Weary Dunlop inducted into hall of fame - Sports News - Fanatics - the world's biggest events

Weary Dunlop inducted into hall of fame

12/06/2008 11:41:12 AM Comments (0)

Wartime hero Sir Edward "Weary" Dunlop became the first Victorian inducted into the Wallabies Hall of Fame on Thursday.

The Australian Rugby Union made the announcement in the late Sir Edward's home city of Melbourne ahead of Saturday's Wallabies-Ireland Test at Telstra Dome.

The World War II surgeon and prisoner of war, named Australian of the Year in 1976, played twice for Australia against New Zealand in 1932 and 1934.

He was the first Victorian to play for the Wallabies and helped Australia to a pivotal 25-11 win over the All Blacks in his second Test, playing strongly in the second-row.

Sir Edward missed the second and final Test of the series a fortnight later due to illness but the Wallabies held on for a 3-all draw for an historic first Bledisloe Cup win.

Following his first Test selection in 1932 at the SCG, Wangaratta-born Dunlop said it was the thrill of tackling and running the ball that saw him prefer rugby to Australian rules.

"The whole team gets into action at one time, and moves like one man in great dashes down the field, striving to defeat the opposing side and put the ball over the line," he said.

"(And) tackling is more thrilling than anything in the Australian game."

Sir Edward, whose state funeral in 1993 saw 10,000 people turn out to pay their respects, becomes the 12th former Wallaby to be inducted into the Hall of Fame since its inception in 2005.

He joins greats Ken Catchpole, Mark Ella, David Campese, Sir Nicholas Shehadie, Mark Loane, John Thornett, Col Windon, Cyril Towers, John Hipwell, Tom Lawton Snr and Tom Richards.

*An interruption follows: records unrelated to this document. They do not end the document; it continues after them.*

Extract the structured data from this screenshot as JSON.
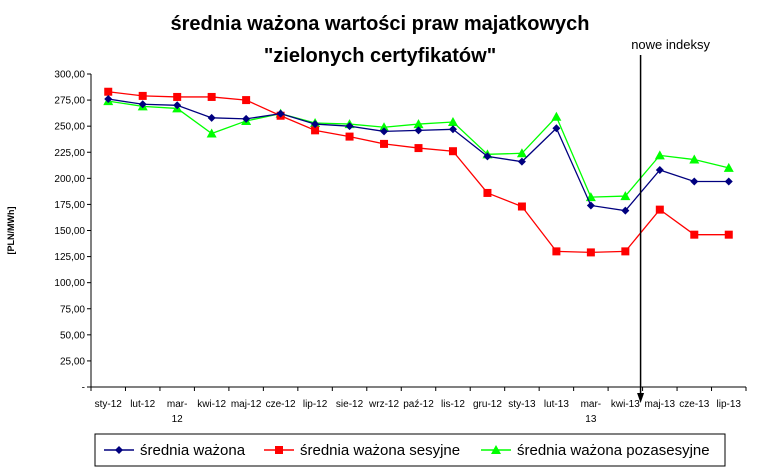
{
  "chart_data": {
    "type": "line",
    "title_lines": [
      "średnia ważona wartości praw majatkowych",
      "\"zielonych certyfikatów\""
    ],
    "ylabel": "[PLN/MWh]",
    "xlabel": "",
    "ylim": [
      0,
      300
    ],
    "yticks": [
      {
        "value": 0,
        "label": "-"
      },
      {
        "value": 25,
        "label": "25,00"
      },
      {
        "value": 50,
        "label": "50,00"
      },
      {
        "value": 75,
        "label": "75,00"
      },
      {
        "value": 100,
        "label": "100,00"
      },
      {
        "value": 125,
        "label": "125,00"
      },
      {
        "value": 150,
        "label": "150,00"
      },
      {
        "value": 175,
        "label": "175,00"
      },
      {
        "value": 200,
        "label": "200,00"
      },
      {
        "value": 225,
        "label": "225,00"
      },
      {
        "value": 250,
        "label": "250,00"
      },
      {
        "value": 275,
        "label": "275,00"
      },
      {
        "value": 300,
        "label": "300,00"
      }
    ],
    "categories": [
      "sty-12",
      "lut-12",
      "mar-12",
      "kwi-12",
      "maj-12",
      "cze-12",
      "lip-12",
      "sie-12",
      "wrz-12",
      "paź-12",
      "lis-12",
      "gru-12",
      "sty-13",
      "lut-13",
      "mar-13",
      "kwi-13",
      "maj-13",
      "cze-13",
      "lip-13"
    ],
    "category_label_lines": [
      [
        "sty-12"
      ],
      [
        "lut-12"
      ],
      [
        "mar-",
        "12"
      ],
      [
        "kwi-12"
      ],
      [
        "maj-12"
      ],
      [
        "cze-12"
      ],
      [
        "lip-12"
      ],
      [
        "sie-12"
      ],
      [
        "wrz-12"
      ],
      [
        "paź-12"
      ],
      [
        "lis-12"
      ],
      [
        "gru-12"
      ],
      [
        "sty-13"
      ],
      [
        "lut-13"
      ],
      [
        "mar-",
        "13"
      ],
      [
        "kwi-13"
      ],
      [
        "maj-13"
      ],
      [
        "cze-13"
      ],
      [
        "lip-13"
      ]
    ],
    "series": [
      {
        "name": "średnia ważona",
        "color": "#00007f",
        "marker": "diamond",
        "values": [
          276,
          271,
          270,
          258,
          257,
          262,
          252,
          250,
          245,
          246,
          247,
          221,
          216,
          248,
          174,
          169,
          208,
          197,
          197
        ]
      },
      {
        "name": "średnia ważona sesyjne",
        "color": "#ff0000",
        "marker": "square",
        "values": [
          283,
          279,
          278,
          278,
          275,
          260,
          246,
          240,
          233,
          229,
          226,
          186,
          173,
          130,
          129,
          130,
          170,
          146,
          146
        ]
      },
      {
        "name": "średnia ważona pozasesyjne",
        "color": "#00ff00",
        "marker": "triangle",
        "values": [
          274,
          269,
          267,
          243,
          255,
          262,
          253,
          252,
          249,
          252,
          254,
          223,
          224,
          259,
          182,
          183,
          222,
          218,
          210
        ]
      }
    ],
    "annotation": {
      "text": "nowe indeksy",
      "at_between": [
        "kwi-13",
        "maj-13"
      ]
    },
    "legend_position": "bottom",
    "grid": false
  }
}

ARU president and former Wallabies skipper Paul McLean rated Sir Edward an iconic figure for rugby in Victoria where a lavish annual luncheon is held in his name.

"The bravery and selfless commitment he displayed in caring for those under his command while a prisoner of war more than 60 years ago is legendary," McLean said.

"His contribution to the medical profession as a pioneer in cancer surgery also earned him a special place in this country's history.

"He was a remarkable, much-loved Australian and, from a rugby perspective, he made a ground-breaking rise to the Test team.

"Those on-field talents he possessed, together with the values he brought to the game and displayed throughout his life, have led to this Hall of Fame recognition."

The ARU will announce two more Hall of Fame inductees this year - one each before Bledisloe Cup Tests in Sydney next month and Brisbane in September.